Schritt 2: Inhalte und Methoden ableiten
Das Training, seit 20 Jahren organisch gewachsen und fortlaufend optimiert, zeigte sich zu Beginn der gemeinsamen Arbeit wenig flexibel und ließ sich so kaum in eine feste Struktur einfassen. Die erneute Reflexion darüber, „Was mache ich eigentlich genau in meinen Trainings und welche Methode wende ich dabei an?“ gab dem Ganzen die nötige Klarheit. Wir konnten nun entscheiden, welche Inhalte mit welchen Aufgaben zu verknüpfen sind.
Schritt 3: Struktur und Ablaufplan entwickeln
Gemeinsam entwickelten wir einen Struktur- und Ablaufplan mit insgesamt sechs Modulen, bestehend aus vorbereitenden und nachbereitende Reflexions- und Selbstlernphasen sowie zwei Live Online Meeting zu je 90 Minuten.
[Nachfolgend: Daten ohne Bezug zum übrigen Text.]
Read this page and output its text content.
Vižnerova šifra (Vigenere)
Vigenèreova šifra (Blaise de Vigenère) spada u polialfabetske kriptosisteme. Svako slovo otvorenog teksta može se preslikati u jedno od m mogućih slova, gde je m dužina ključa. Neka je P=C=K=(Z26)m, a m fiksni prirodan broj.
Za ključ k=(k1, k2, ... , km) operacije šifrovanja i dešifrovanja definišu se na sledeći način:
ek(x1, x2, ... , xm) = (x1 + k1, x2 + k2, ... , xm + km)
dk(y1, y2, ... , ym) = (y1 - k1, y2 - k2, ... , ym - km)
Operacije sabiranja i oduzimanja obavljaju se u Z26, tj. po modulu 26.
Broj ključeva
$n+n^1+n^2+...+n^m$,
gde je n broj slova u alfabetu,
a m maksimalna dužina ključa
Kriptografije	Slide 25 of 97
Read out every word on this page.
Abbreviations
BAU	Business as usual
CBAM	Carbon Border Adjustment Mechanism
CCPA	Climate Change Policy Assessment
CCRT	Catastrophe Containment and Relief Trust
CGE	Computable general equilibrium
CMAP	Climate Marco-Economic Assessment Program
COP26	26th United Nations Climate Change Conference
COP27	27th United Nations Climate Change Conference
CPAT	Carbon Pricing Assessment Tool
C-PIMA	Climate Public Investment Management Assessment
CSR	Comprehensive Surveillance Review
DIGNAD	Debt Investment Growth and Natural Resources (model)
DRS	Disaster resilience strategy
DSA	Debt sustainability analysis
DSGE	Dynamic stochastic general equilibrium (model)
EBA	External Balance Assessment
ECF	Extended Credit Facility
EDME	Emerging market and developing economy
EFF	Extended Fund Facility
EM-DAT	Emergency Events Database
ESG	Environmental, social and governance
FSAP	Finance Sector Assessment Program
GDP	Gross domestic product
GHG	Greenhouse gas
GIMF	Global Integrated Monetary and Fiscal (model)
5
Im zweiten Live Meeting standen dann die Fachvorträge der Teilnehmer*innen im Mittelpunkt und bildeten den Abschluss des Trainings.
Schritt 4: Das Erstellen der Materialien und Aufgaben
Wie bekomme ich meine Erklärungen, Anleitungen und Aufgaben zu den Teilnehmenden? Das war die zentrale Frage, die sich bei diesem Schritt stellte. Wir entschieden uns dafür, kurze Videos aufzunehmen und diese in einem Lernmanagementsystem (LMS) so zur Verfügung zu stellen, dass sie zeitlich passgenau abgerufen werden konnten. Da die Struktur vorher eindeutig geklärt war, ging das sehr schnell. Pro Aufgabe wurde ein kurzes Video aufgenommen. Somit konnte der Videoschnitt und eine aufwändige Nachbearbeitung vermieden werden. Mit Konvertieren in das richtige Format und Einstellen in das Lernmanagementsystem waren es etwa ein Tag Arbeit. Das war allerdings nicht alles. Die Teilnehmenden sollten ihre Sprechergebnisse ebenfalls als Video zum Feedback in das System einstellen. Das zu ermöglichen, stellte uns vor keine großen Herausforderungen, so das wir schnell zu einem Ergebnis kamen.
Schritt 5: Anwendertest
Als Ersteller von Materialien scheinen uns die Dinge einfach und klar. Im Präsenztraining merken wir an erstaunten oder verwirrten Gesichtern, dass wir bei Erklärungen nachjustieren müssen. Das geschieht in der Regel routiniert und unbewusst. In einem Blended Training bedürfen die nicht Präsenzphasen einer eindeutigen Präsentation, Erklärung und Aufgabenstellung. Es zeigte ich, dass es noch eines klaren Zeitplans bedarf, damit alle Aufgaben angemessen erledigt werden und an der ein oder anderen Formulierung gefeilt werden musste. Von der Navigation her noch ein paar Kleinigkeiten verbessern und fertig war das Arrangement.